The middle jewel in horse racing's Triple Crown, the 129th running of the Preakness Stakes, will be up for grabs Saturday at Pimlico Race Course in Baltimore. Eleven 3-year-old horses will be vying for a purse of $1 million over the distance of 1 3/16 miles, which is 110 yards shorter than the Kentucky Derby.
The morning line and sure-to-be race favorite is Smarty Jones who became the first undefeated horse since Seattle Slew in 1977 to win the Derby. With the victory came huge spoils from the owner of Oaklawn Park who dished out a $5 million bonus to Smarty for sweeping the Rebel Stakes and Arkansas and Kentucky derbies.

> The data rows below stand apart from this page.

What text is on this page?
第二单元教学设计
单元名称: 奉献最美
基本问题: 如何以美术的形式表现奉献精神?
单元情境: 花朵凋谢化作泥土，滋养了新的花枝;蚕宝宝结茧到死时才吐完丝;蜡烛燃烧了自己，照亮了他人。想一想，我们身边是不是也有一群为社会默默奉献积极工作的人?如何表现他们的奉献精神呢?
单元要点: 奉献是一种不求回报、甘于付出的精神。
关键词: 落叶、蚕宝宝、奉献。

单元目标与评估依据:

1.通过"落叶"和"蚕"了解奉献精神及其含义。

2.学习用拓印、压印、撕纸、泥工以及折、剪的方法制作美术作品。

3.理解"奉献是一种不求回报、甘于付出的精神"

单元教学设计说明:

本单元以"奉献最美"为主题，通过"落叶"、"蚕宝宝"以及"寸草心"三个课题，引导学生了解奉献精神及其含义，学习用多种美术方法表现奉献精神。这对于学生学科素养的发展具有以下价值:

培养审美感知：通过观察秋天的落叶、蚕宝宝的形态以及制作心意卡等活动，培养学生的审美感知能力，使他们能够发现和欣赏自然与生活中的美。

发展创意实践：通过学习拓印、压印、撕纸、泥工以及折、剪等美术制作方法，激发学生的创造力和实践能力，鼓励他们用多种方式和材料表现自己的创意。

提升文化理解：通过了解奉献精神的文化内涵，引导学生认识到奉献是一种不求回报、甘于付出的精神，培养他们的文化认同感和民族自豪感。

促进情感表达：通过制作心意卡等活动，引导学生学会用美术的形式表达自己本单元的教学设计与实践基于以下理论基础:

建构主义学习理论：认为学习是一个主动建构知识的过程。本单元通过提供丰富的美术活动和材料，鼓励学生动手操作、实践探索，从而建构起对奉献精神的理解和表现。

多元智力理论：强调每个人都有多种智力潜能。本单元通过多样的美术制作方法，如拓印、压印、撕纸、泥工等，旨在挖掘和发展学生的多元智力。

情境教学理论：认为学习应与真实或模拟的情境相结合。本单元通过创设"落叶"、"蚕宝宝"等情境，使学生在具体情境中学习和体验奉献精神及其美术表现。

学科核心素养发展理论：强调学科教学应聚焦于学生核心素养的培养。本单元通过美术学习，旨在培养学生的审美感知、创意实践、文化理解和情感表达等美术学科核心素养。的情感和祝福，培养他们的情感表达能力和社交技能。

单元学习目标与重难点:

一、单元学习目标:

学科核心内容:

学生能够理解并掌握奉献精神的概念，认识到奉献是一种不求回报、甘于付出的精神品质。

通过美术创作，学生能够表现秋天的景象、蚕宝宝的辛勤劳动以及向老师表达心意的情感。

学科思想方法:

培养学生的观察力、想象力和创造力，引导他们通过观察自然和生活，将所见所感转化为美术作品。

Smarty Jones is the only Pennsylvania-bred horse besides Lil E. Tee in 1992 to win the Derby, and the first one to be based at Philadelphia Park. Trainer John Servis and jockey Stewart Elliot were both participating in their first Run for the Roses, which is the first time that happened for a winner since Spectacular Bid in 1979.
Now, Smarty Jones is the only horse with the opportunity to be a living Triple Crown champion, and if he wins the Preakness and Belmont Stakes, he captures an additional $5 million bonus from VISA USA. The odds are against him though, as just 11 horses have ever won the Triple Crown, with Affirmed being the last in 1978.

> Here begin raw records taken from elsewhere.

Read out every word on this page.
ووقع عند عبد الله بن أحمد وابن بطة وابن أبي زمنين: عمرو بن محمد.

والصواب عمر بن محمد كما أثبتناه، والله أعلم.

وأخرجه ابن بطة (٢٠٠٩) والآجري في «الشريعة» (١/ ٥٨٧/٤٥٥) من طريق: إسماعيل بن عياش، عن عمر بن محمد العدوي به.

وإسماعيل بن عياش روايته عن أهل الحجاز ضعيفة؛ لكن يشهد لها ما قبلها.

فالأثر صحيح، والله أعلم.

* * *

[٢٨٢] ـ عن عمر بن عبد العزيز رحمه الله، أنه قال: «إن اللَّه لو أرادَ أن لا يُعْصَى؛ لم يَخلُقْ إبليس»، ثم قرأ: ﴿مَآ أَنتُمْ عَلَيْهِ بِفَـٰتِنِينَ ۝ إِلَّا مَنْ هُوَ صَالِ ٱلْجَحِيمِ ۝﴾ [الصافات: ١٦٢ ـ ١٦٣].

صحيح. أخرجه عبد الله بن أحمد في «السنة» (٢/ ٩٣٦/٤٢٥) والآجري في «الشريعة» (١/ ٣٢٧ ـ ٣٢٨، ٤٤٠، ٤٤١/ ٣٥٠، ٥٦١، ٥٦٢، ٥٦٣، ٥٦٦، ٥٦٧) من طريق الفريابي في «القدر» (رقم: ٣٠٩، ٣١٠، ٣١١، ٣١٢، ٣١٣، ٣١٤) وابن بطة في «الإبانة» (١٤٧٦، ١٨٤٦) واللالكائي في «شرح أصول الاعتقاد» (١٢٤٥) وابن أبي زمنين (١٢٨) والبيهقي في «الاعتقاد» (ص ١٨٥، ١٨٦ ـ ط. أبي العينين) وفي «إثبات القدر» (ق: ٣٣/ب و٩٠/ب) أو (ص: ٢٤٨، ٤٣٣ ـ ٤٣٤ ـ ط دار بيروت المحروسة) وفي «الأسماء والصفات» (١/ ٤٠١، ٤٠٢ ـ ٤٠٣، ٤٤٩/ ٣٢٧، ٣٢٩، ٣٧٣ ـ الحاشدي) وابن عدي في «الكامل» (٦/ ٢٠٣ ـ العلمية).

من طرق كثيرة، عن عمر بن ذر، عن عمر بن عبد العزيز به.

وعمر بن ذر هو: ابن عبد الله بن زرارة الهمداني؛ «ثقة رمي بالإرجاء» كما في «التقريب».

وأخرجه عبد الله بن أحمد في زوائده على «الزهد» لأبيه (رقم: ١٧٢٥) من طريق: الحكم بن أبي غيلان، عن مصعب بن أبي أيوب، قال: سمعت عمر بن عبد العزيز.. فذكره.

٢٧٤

Handicapping the Preakness - Of the three Triple Crown venues, Pimlico is the most unique because its turns are perceived to be tighter than most normal tracks. The Preakness course is characterized by a short run to the first turn and a shorter final stretch than in the Derby.
One might think that would favor a horse that breaks early, then takes the lead and saves ground throughout the race. But speed horses rarely win the Preakness. Only one horse besides last year's Funny Cide led wire-to-wire since 1982, and that was Louis Quatorze in 1996.
True closers also rarely win at Pimlico, Pleasant Colony being the last in 1981. With a short stretch run and any speed horses bunching up on the inside, by the time a closer hits the top of the stretch on the outside, the race for first is usually already over.
So, the winner should come from just off the pace.
Battle tested horses appear to have the advantage, too, as 19 out of the last 20 Preakness winners ran in the Kentucky Derby. Also, where a horse finished can be an overrated statistic as eight of those 19 finished fifth or worse in the Derby and Louis Quatorze finished 16th.
Those looking forward to an upset probably will be disappointed. Almost 50 percent of the time the favorite has won the Preakness. Ten of the last 15 winners were either the first or second choice, and the longest shot ever to win the race paid $48.80. Only six horses with odds of 10/1 or more have won since 1927.
Winner - Considering his amazing past, I can't help but root for Smarty Jones. Original trainer Bob Camac and his wife were murdered by his wife's son on the porch of their home in December of 2001. Distraught by the loss of their friend, husband and wife owners Patricia and Roy Chapman decided to get nearly out of the business, selling all but two of their horses. Smarty Jones, of course, was one of them, and hired to train him was John Servis, who Camac held in high regard. If that isn't interesting enough, Smarty Jones is lucky to be alive after fracturing his skull rearing in a training gate last July.
As of Wednesday evening, the forecast in Baltimore Saturday called for an 80 percent chance of rain, and Smarty Jones has won the Arkansas and Kentucky derbies on sloppy tracks. The Kentucky Derby winner has prevailed in five of the last seven Preakness Stakes, second time Lasix should improve this horse, and the last undefeated, Seattle Slew, went on to win the Triple Crown.
Place - Lion Heart. My Kentucky Derby pick excelled on that muddy track, finishing second. Speed horse Lion Heart has never finished worse than second, and will again have the lead going into the stretch.
Show - Imperialism. This closer also likes sloppy tracks and experienced trouble before ending up a strong third in the Kentucky Derby.
Superfecta - One could argue that the field is tougher in the Preakness than in the Kentucky Derby because of the additions of Rock Hard Ten and Eddington. Both horses are lightly raced, come from just off the pace and have never finished worse than third. With jockey Gary Stevens flying in from France just for this race and fellow Hall of Fame jock Jerry Bailey on board, these horses must be considered as contenders.